Critics, including some of Brownback’s fellow Republicans, cite examples from the former U.S. senator’s first months in office in which he’s brought independent agencies under his control — or at least tried.
“They are trying to acquire as much authority as they can get over state government and centralize as many state government functions as they possibly can in the governor’s office,” said House Minority Leader Paul Davis, a Democrat from Lawrence.
What’s in it for Brownback? According to Senate Minority Leader Anthony Hensley, a Democrat from Topeka, it’s all aimed at maximizing Brownback’s political and executive leverage over a sprawling state bureaucracy, and imprinting that bureaucracy with his personal agenda.
In other words, Hensley said, a “power grab.”
But the governor’s office insisted that times have changed in the Sunflower State. With Kansas strapped for cash, it has to find ways to perform many of the same old functions with fewer dollars.
“The state can’t afford to do everything it has done in the past,” said Brownback spokeswoman Sherriene Jones-Sontag. “We’ve got to focus on the core responsibilities and try to find ways to make state government more efficient.”

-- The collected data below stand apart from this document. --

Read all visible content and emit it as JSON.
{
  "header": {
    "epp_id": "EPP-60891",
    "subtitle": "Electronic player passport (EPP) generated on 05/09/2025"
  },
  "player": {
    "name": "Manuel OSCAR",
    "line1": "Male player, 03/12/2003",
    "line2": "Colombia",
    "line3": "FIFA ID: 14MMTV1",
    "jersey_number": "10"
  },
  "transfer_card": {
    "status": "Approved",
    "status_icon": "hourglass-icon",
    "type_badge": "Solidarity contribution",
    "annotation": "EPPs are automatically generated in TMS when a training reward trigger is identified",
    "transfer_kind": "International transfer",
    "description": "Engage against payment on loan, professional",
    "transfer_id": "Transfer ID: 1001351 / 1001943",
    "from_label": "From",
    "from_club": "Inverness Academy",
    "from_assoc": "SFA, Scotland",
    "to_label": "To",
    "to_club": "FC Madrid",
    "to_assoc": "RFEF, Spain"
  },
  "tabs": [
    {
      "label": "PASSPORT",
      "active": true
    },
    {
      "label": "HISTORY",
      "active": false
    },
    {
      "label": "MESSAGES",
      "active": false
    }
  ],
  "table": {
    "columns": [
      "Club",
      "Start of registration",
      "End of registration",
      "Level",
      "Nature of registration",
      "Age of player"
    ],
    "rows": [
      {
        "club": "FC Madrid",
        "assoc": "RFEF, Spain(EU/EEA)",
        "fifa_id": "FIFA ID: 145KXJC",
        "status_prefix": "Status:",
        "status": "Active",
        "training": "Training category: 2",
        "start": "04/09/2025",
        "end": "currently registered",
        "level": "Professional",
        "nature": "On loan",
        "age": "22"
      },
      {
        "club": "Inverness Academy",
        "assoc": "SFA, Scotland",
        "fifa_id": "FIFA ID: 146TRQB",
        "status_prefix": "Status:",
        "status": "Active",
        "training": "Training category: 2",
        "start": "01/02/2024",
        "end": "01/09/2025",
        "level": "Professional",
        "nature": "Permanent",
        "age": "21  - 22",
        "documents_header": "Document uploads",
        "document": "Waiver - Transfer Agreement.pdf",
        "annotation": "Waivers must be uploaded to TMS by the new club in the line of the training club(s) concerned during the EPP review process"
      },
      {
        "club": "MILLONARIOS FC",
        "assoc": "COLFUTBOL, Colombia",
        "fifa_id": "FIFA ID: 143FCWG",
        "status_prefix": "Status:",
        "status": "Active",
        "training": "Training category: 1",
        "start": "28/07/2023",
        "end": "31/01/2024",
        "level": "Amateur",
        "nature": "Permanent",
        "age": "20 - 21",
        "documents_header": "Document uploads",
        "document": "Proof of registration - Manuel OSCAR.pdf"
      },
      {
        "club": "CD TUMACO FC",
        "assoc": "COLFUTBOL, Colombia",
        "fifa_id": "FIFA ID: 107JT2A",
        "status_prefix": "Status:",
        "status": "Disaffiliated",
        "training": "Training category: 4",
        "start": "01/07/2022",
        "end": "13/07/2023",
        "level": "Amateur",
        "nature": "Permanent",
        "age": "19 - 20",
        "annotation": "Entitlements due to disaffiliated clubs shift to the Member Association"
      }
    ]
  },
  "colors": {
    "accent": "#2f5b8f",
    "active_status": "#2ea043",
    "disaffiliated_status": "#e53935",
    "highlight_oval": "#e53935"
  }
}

Those who question the moves, however, argue that there’s more at stake than saving a few bucks in a multi-billion-dollar budget. The danger, they contend, is that the demise of independent agencies will lead to a more politicized government — one more concerned about the standing of the Brownback administration than the core missions that the agencies once championed.
“The negative side is that you politicize all kinds of stuff,” said University of Kansas political scientist Burdett Loomis.